Quel impact la dépénalisation a-t-elle eu en Nouvelle-Zélande ?
Pour élaborer une politique qui profite vraiment aux travailleuses du sexe, nous devons séparer les mythes des faits, a déclaré le Dr Lynzi Armstrong, professeur de criminologie à l'Université Victoria de Wellington, dans un article pour L'indépendant l'année dernière.
La Nouvelle-Zélande est devenue le premier pays au monde à dépénaliser le travail du sexe en juin 2003, avec l'adoption de la loi sur la réforme de la prostitution (PRA).
La législation est conçue pour protéger les droits humains des travailleuses du sexe, les protéger de l'exploitation et promouvoir leur bien-être, leur santé et leur sécurité.
Il permet aux travailleuses du sexe de rue d'opérer sans aucune restriction, et jusqu'à quatre travailleuses du sexe de travailler ensemble sans avoir besoin d'un certificat d'exploitant de bordel.
Cinq ans après sa mise en œuvre, le ministère de la Justice de la Nouvelle-Zélande a ordonné une évaluation complète de l'impact de la PRA sur le travail du sexe dans le pays.
L'enquête de 2008 du Comité d'examen de la loi sur la prostitution conclu que la grande majorité des personnes dans l'industrie du sexe sont mieux loties sous la PRA qu'elles ne l'étaient auparavant.
Contrairement à ce que prédisaient les critiques, les chercheurs ont constaté peu de changement dans le nombre de professionnel(le)s du sexe et aucune augmentation des niveaux de trafic suite à la dépénalisation.
Cependant, il a été noté que les progrès dans certains domaines avaient été lents, a noté le rapport d'enquête.
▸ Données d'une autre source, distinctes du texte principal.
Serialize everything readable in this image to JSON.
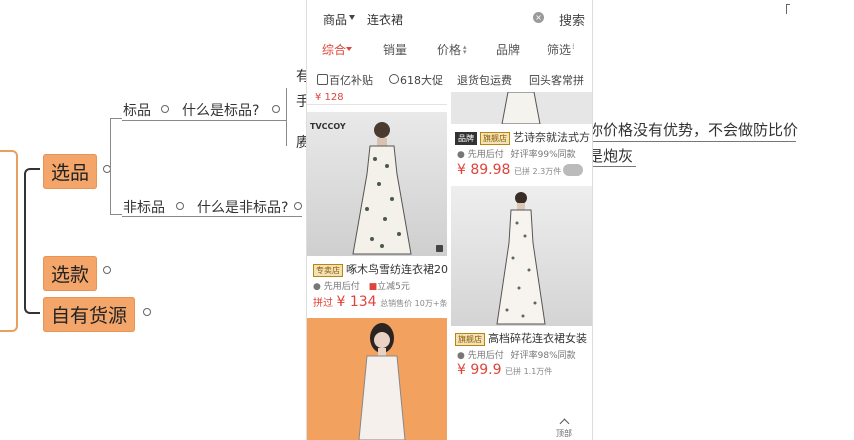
{
  "mindmap": {
    "topic_select_product": "选品",
    "topic_select_style": "选款",
    "topic_own_source": "自有货源",
    "branch_standard": "标品",
    "question_standard": "什么是标品?",
    "branch_nonstandard": "非标品",
    "question_nonstandard": "什么是非标品?",
    "note_line1": "你价格没有优势，不会做防比价",
    "note_line2": "是炮灰",
    "partial_top": "有",
    "partial_mid": "手",
    "partial_low": "赓"
  },
  "phone": {
    "search": {
      "category": "商品",
      "query": "连衣裙",
      "button": "搜索"
    },
    "tabs": [
      "综合",
      "销量",
      "价格",
      "品牌",
      "筛选"
    ],
    "promos": [
      "百亿补贴",
      "618大促",
      "退货包运费",
      "回头客常拼"
    ],
    "top_price": "¥ 128",
    "cards": {
      "left1": {
        "brand_mark": "TVCCOY",
        "tag": "专卖店",
        "title": "啄木鸟雪纺连衣裙20",
        "line1": "先用后付",
        "line2": "立减5元",
        "price_prefix": "拼过",
        "price": "¥ 134",
        "sold": "总销售价 10万+条"
      },
      "right1": {
        "tags": [
          "品牌",
          "旗舰店"
        ],
        "title": "艺诗奈就法式方",
        "line1": "先用后付",
        "line2": "好评率99%同款",
        "price": "¥ 89.98",
        "sold": "已拼 2.3万件"
      },
      "right2": {
        "tag": "旗舰店",
        "title": "高档碎花连衣裙女装",
        "line1": "先用后付",
        "line2": "好评率98%同款",
        "price": "¥ 99.9",
        "sold": "已拼 1.1万件"
      }
    },
    "back_top": "顶部"
  }
}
Par exemple, de nombreuses travailleuses du sexe étaient encore vulnérables à des conditions d'emploi abusives.
Mais rechercher soumis au comité d'examen par l'Université d'Otago et le Collectif des prostituées de Nouvelle-Zélande (NZPC) a révélé que la majorité des travailleuses du sexe ont exprimé un pouvoir accru dans leurs négociations avec les clients et la direction après la dépénalisation, et se sentaient plus soutenues par le système juridique.
Parmi les professionnel(le)s du sexe qui ont répondu à l'enquête du NZPC, 96% ont déclaré que la loi les a fait se sentir plus en sécurité.
Les chercheurs ont conclu que la décriminalisation avait entraîné peu, voire aucune, de conséquences négatives en termes de santé et de sécurité des travailleuses du sexe, et n'avait pas conduit à une augmentation de leur nombre.
Malgré les affirmations souvent répétées de ses lacunes, les preuves académiques qui ont été rassemblées jusqu'à présent soutiennent clairement le modèle de décriminalisation néo-zélandais comme un point de départ idéal, déclare le Dr Armstrong, expert en criminologie.
Aucune loi n'est parfaite, mais c'est la meilleure approche que nous ayons à ce jour pour soutenir les droits des travailleuses du sexe et faciliter l'accès à la justice, ajoute-t-elle. Il n'y a pas d'alternative qui vaut la peine d'être poursuivie.
Qui a raison?
Il n'y a aucune preuve que la dépénalisation a conduit à une augmentation du nombre de personnes travaillant dans la prostitution en Nouvelle-Zélande, ni du nombre de personnes victimes de la traite dans le commerce du sexe. Les recherches suggèrent que, dans l'ensemble, les travailleuses du sexe se sentent plus en sécurité et plus autonomes en raison de la dépénalisation.